If that was the extent that they had on the guy, it certainly wasn’t enough to convince me that he’d murdered her. He barely gave me, or any other girl in class, the time of day, and I’d never seen him so much as react to those in class who very obviously flirted with him. Surely, the university wouldn’t have kept an accused murderer as a tenured professor. “Was he ever arrested?”

“Of course not. Are you kidding me?”

I had to figure out a way to get closer to him. Perhaps asking him for tutoring lessons, but he’d probably just direct me to Ross for that. There had to be another way. Somehow, Jenny Harrick had found her way to his lab, so it wasn’t impossible. I just needed a hook. Something to draw him in, but considering the guy showed absolutely zero interest in any of the students, I’d probably have an easier time capturing the attention of aliens in space.

Mel’s finger prodded my arm, once again dragging me from thoughts. “I swear on my dog’s grave, if you tell anyone about this place, or these files, you will regret it. Are we clear?”

“Crystal.”

“Good. And steer clear of Bramwell. They call him Doctor Death for a reason.”

While the mystery of Jenny Harrick’s disappearance was certainly a draw, as it related to Professor Bramwell, the bigger curiosity for me was Bramwell Senior. I needed to know more about those experiments and what had happened to my mother. If he’d played some role in her death.

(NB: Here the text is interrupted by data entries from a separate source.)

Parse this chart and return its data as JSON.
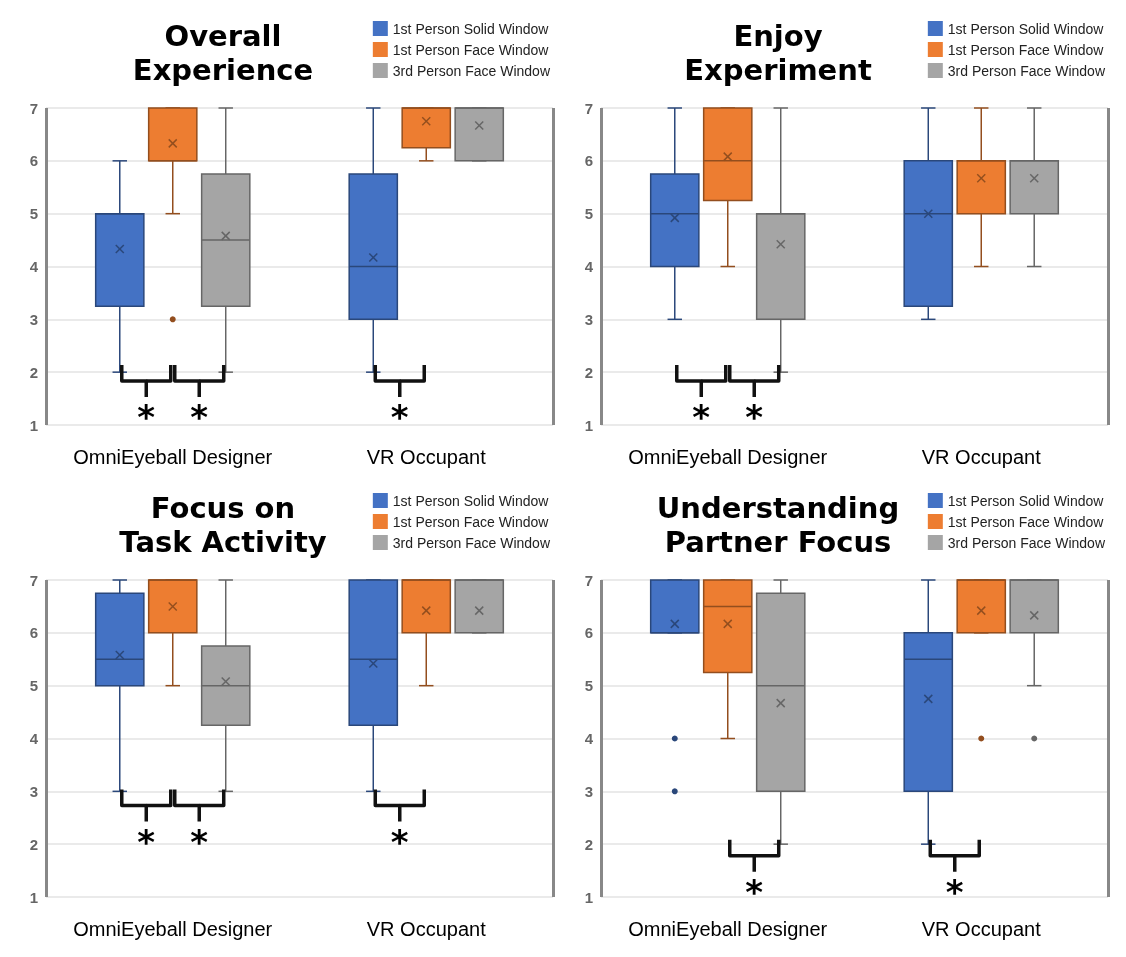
{
  "chart_data": [
    {
      "type": "box",
      "title": "Overall\nExperience",
      "categories": [
        "OmniEyeball Designer",
        "VR Occupant"
      ],
      "ylim": [
        1,
        7
      ],
      "yticks": [
        1,
        2,
        3,
        4,
        5,
        6,
        7
      ],
      "grid": true,
      "legend": "top right",
      "series": [
        {
          "name": "1st Person Solid Window",
          "color": "#4472c4",
          "boxes": [
            {
              "low": 2,
              "q1": 3.25,
              "median": 5,
              "q3": 5,
              "high": 6,
              "mean": 4.33
            },
            {
              "low": 2,
              "q1": 3,
              "median": 4,
              "q3": 5.75,
              "high": 7,
              "mean": 4.17
            }
          ]
        },
        {
          "name": "1st Person Face Window",
          "color": "#ed7d31",
          "boxes": [
            {
              "low": 5,
              "q1": 6,
              "median": 6,
              "q3": 7,
              "high": 7,
              "mean": 6.33,
              "outliers": [
                3
              ]
            },
            {
              "low": 6,
              "q1": 6.25,
              "median": 7,
              "q3": 7,
              "high": 7,
              "mean": 6.75
            }
          ]
        },
        {
          "name": "3rd Person Face Window",
          "color": "#a5a5a5",
          "boxes": [
            {
              "low": 2,
              "q1": 3.25,
              "median": 4.5,
              "q3": 5.75,
              "high": 7,
              "mean": 4.58
            },
            {
              "low": 6,
              "q1": 6,
              "median": 7,
              "q3": 7,
              "high": 7,
              "mean": 6.67
            }
          ]
        }
      ],
      "annotations": [
        "*",
        "*",
        "*"
      ]
    },
    {
      "type": "box",
      "title": "Enjoy\nExperiment",
      "categories": [
        "OmniEyeball Designer",
        "VR Occupant"
      ],
      "ylim": [
        1,
        7
      ],
      "yticks": [
        1,
        2,
        3,
        4,
        5,
        6,
        7
      ],
      "grid": true,
      "legend": "top right",
      "series": [
        {
          "name": "1st Person Solid Window",
          "color": "#4472c4",
          "boxes": [
            {
              "low": 3,
              "q1": 4,
              "median": 5,
              "q3": 5.75,
              "high": 7,
              "mean": 4.92
            },
            {
              "low": 3,
              "q1": 3.25,
              "median": 5,
              "q3": 6,
              "high": 7,
              "mean": 5
            }
          ]
        },
        {
          "name": "1st Person Face Window",
          "color": "#ed7d31",
          "boxes": [
            {
              "low": 4,
              "q1": 5.25,
              "median": 6,
              "q3": 7,
              "high": 7,
              "mean": 6.08
            },
            {
              "low": 4,
              "q1": 5,
              "median": 6,
              "q3": 6,
              "high": 7,
              "mean": 5.67
            }
          ]
        },
        {
          "name": "3rd Person Face Window",
          "color": "#a5a5a5",
          "boxes": [
            {
              "low": 2,
              "q1": 3,
              "median": 5,
              "q3": 5,
              "high": 7,
              "mean": 4.42
            },
            {
              "low": 4,
              "q1": 5,
              "median": 6,
              "q3": 6,
              "high": 7,
              "mean": 5.67
            }
          ]
        }
      ],
      "annotations": [
        "*",
        "*"
      ]
    },
    {
      "type": "box",
      "title": "Focus on\nTask Activity",
      "categories": [
        "OmniEyeball Designer",
        "VR Occupant"
      ],
      "ylim": [
        1,
        7
      ],
      "yticks": [
        1,
        2,
        3,
        4,
        5,
        6,
        7
      ],
      "grid": true,
      "legend": "top right",
      "series": [
        {
          "name": "1st Person Solid Window",
          "color": "#4472c4",
          "boxes": [
            {
              "low": 3,
              "q1": 5,
              "median": 5.5,
              "q3": 6.75,
              "high": 7,
              "mean": 5.58
            },
            {
              "low": 3,
              "q1": 4.25,
              "median": 5.5,
              "q3": 7,
              "high": 7,
              "mean": 5.42
            }
          ]
        },
        {
          "name": "1st Person Face Window",
          "color": "#ed7d31",
          "boxes": [
            {
              "low": 5,
              "q1": 6,
              "median": 7,
              "q3": 7,
              "high": 7,
              "mean": 6.5
            },
            {
              "low": 5,
              "q1": 6,
              "median": 7,
              "q3": 7,
              "high": 7,
              "mean": 6.42
            }
          ]
        },
        {
          "name": "3rd Person Face Window",
          "color": "#a5a5a5",
          "boxes": [
            {
              "low": 3,
              "q1": 4.25,
              "median": 5,
              "q3": 5.75,
              "high": 7,
              "mean": 5.08
            },
            {
              "low": 6,
              "q1": 6,
              "median": 7,
              "q3": 7,
              "high": 7,
              "mean": 6.42
            }
          ]
        }
      ],
      "annotations": [
        "*",
        "*",
        "*"
      ]
    },
    {
      "type": "box",
      "title": "Understanding\nPartner Focus",
      "categories": [
        "OmniEyeball Designer",
        "VR Occupant"
      ],
      "ylim": [
        1,
        7
      ],
      "yticks": [
        1,
        2,
        3,
        4,
        5,
        6,
        7
      ],
      "grid": true,
      "legend": "top right",
      "series": [
        {
          "name": "1st Person Solid Window",
          "color": "#4472c4",
          "boxes": [
            {
              "low": 6,
              "q1": 6,
              "median": 6,
              "q3": 7,
              "high": 7,
              "mean": 6.17,
              "outliers": [
                4,
                3
              ]
            },
            {
              "low": 2,
              "q1": 3,
              "median": 5.5,
              "q3": 6,
              "high": 7,
              "mean": 4.75
            }
          ]
        },
        {
          "name": "1st Person Face Window",
          "color": "#ed7d31",
          "boxes": [
            {
              "low": 4,
              "q1": 5.25,
              "median": 6.5,
              "q3": 7,
              "high": 7,
              "mean": 6.17
            },
            {
              "low": 6,
              "q1": 6,
              "median": 7,
              "q3": 7,
              "high": 7,
              "mean": 6.42,
              "outliers": [
                4
              ]
            }
          ]
        },
        {
          "name": "3rd Person Face Window",
          "color": "#a5a5a5",
          "boxes": [
            {
              "low": 2,
              "q1": 3,
              "median": 5,
              "q3": 6.75,
              "high": 7,
              "mean": 4.67
            },
            {
              "low": 5,
              "q1": 6,
              "median": 7,
              "q3": 7,
              "high": 7,
              "mean": 6.33,
              "outliers": [
                4
              ]
            }
          ]
        }
      ],
      "annotations": [
        "*",
        "*"
      ]
    }
  ]
}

The file I’d read made me question everything. It couldn’t have been mere coincidence that the the woman in that picture looked exactly like my mother.

The more horrifying thought plaguing my brain was that everything I’d come to know about my mother appeared to be a lie. Where she’d come from. Who she’d been.

Had she lied about her parents, as well? Was it possible I had family on the island?

The questions seemed endless, but proved to be a motivator for my investigations. Because I intended to get to the bottom of who my mother really was and what had really happened to her.

And not even Doctor Death would stand in the way of that.